I snapped back to reality when his familiar voice filled my ears. "Tae? You okay?"

I looked at him, offering an awkward smile, and nodded, fiddling with my fingers. The mistake I made was coming here without my phone. Where was I supposed to direct my attention? To this bunny-hot chef in front of me?

"Tae!" he yelled.

Innocently, I looked up at him. He furrowed his eyebrows while scrutinizing me. "Why?" I stuttered.

"You keep whispering words. Are you sure you're okay?" he said, still confused.

I stared at him dumbfounded. "Whispering words? Me? Really?" I dumbly responded. Jungkook creased his forehead.

I didn't know that. Me? Whispering? Is this what I get for crying overnight? A side effect of secretly loving Jungkook? Am I a crazy person from a mental institute? Do I look like it?

"Tae..."

I'm too good and handsome to be a mental patient.

"Taehyung..."

Or maybe I'm just tired since I slept late and woke up early.

"Kim Taehyung..."

Or perhaps I'm just hungry? Jeez, I am really hungry, but seeing this bunny in a shirtless situation, I'm already full—

"Kim fucking Taehyung!" Jungkook shouted at the top of his lungs, startling me.

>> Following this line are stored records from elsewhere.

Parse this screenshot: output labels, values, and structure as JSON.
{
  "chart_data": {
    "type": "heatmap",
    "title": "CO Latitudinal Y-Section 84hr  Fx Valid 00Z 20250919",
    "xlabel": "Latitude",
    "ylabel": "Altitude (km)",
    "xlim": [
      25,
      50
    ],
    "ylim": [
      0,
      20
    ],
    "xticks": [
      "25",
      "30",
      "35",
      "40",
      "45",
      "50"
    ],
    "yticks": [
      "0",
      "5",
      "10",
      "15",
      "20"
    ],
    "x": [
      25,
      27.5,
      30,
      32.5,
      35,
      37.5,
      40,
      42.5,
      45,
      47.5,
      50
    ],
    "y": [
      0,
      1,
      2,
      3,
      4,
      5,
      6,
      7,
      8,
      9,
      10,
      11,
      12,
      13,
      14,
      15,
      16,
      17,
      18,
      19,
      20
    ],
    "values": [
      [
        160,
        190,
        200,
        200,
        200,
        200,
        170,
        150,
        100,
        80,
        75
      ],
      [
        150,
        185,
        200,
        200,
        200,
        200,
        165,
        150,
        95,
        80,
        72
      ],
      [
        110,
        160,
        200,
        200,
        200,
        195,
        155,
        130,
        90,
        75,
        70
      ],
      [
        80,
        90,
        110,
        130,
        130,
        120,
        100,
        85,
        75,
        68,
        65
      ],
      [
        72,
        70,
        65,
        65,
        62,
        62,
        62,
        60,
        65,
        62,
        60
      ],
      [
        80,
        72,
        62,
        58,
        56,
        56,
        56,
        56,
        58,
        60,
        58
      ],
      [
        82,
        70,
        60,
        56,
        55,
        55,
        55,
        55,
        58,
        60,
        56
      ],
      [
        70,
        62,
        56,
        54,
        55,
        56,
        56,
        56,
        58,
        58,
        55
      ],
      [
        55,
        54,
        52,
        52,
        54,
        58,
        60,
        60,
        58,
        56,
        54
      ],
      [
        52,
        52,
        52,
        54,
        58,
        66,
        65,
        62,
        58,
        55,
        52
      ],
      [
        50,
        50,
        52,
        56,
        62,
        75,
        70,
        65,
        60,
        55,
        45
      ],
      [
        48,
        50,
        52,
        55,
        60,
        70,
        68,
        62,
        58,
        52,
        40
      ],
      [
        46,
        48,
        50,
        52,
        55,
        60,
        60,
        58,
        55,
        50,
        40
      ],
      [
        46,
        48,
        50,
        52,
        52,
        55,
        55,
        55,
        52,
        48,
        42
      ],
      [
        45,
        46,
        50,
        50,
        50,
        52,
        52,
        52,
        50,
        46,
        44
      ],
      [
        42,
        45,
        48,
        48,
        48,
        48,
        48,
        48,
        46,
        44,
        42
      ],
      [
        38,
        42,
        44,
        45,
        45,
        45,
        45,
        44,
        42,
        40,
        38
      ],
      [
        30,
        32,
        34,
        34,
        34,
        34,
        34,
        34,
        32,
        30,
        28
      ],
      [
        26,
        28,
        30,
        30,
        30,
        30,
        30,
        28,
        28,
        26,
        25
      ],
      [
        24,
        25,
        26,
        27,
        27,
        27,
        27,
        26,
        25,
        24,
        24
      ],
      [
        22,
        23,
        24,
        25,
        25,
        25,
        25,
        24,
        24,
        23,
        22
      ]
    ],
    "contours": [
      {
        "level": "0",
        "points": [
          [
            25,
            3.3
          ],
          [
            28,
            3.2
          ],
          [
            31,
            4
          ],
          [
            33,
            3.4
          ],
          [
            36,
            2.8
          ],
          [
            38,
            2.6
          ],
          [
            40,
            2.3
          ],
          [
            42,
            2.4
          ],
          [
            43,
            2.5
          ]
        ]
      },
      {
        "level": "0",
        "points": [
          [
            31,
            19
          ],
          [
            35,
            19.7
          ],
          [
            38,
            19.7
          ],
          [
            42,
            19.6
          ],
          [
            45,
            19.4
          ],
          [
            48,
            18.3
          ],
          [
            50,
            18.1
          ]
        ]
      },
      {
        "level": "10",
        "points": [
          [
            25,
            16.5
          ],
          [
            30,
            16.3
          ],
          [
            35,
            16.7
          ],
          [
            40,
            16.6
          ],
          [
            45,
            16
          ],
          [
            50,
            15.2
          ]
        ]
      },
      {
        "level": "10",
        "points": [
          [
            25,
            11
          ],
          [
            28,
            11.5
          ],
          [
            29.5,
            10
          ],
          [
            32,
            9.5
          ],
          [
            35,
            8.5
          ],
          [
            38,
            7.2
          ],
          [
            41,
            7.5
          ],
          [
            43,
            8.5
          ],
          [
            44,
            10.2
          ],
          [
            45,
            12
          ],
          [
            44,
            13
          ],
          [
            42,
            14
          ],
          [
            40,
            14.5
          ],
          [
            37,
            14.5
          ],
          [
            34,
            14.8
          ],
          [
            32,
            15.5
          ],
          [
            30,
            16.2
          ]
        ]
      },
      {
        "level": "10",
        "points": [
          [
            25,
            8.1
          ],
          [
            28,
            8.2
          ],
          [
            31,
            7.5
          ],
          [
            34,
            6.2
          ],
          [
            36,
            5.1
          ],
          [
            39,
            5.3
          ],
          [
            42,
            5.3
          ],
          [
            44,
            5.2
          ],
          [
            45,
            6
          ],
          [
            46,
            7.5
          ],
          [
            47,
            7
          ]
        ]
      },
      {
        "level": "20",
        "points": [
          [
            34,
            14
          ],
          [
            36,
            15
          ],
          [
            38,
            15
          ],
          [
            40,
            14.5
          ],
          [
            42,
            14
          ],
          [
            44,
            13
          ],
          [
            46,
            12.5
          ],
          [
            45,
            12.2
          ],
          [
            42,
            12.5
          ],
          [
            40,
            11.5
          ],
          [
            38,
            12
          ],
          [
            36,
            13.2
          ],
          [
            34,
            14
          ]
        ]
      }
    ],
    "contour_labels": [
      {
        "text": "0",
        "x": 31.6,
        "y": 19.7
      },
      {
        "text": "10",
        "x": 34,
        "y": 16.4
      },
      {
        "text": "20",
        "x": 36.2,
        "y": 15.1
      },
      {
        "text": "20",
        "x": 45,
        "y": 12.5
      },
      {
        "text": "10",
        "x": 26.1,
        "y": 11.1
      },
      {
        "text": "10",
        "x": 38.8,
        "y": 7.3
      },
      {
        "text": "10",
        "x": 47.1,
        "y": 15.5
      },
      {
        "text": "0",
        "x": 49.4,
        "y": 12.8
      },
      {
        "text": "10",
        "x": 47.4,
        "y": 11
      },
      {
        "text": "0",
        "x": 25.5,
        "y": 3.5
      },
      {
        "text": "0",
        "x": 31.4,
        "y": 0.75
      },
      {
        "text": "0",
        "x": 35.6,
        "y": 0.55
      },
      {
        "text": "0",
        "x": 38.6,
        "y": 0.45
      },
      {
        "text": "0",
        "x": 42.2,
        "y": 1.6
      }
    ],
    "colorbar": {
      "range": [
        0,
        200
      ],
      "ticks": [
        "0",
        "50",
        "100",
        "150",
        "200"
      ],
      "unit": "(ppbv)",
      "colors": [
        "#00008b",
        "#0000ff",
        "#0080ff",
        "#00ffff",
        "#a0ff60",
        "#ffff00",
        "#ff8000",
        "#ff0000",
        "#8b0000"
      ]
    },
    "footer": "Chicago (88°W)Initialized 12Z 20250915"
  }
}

I gazed at him intently. "Why?" I inquired. His eyes met mine, and he sighed.

"I've been calling you so many times now," he stated, a touch of sulking in his tone. A smile played on my lips, hidden from his view as I chuckled softly.

He pouted and returned to arranging the dishes on the table. My laughter lingered quietly, appreciating the adorable spectacle before me.

In that moment, I wondered, Yoongi-hyung, Jiminie, how could I possibly resist such an irresistibly charming man like him?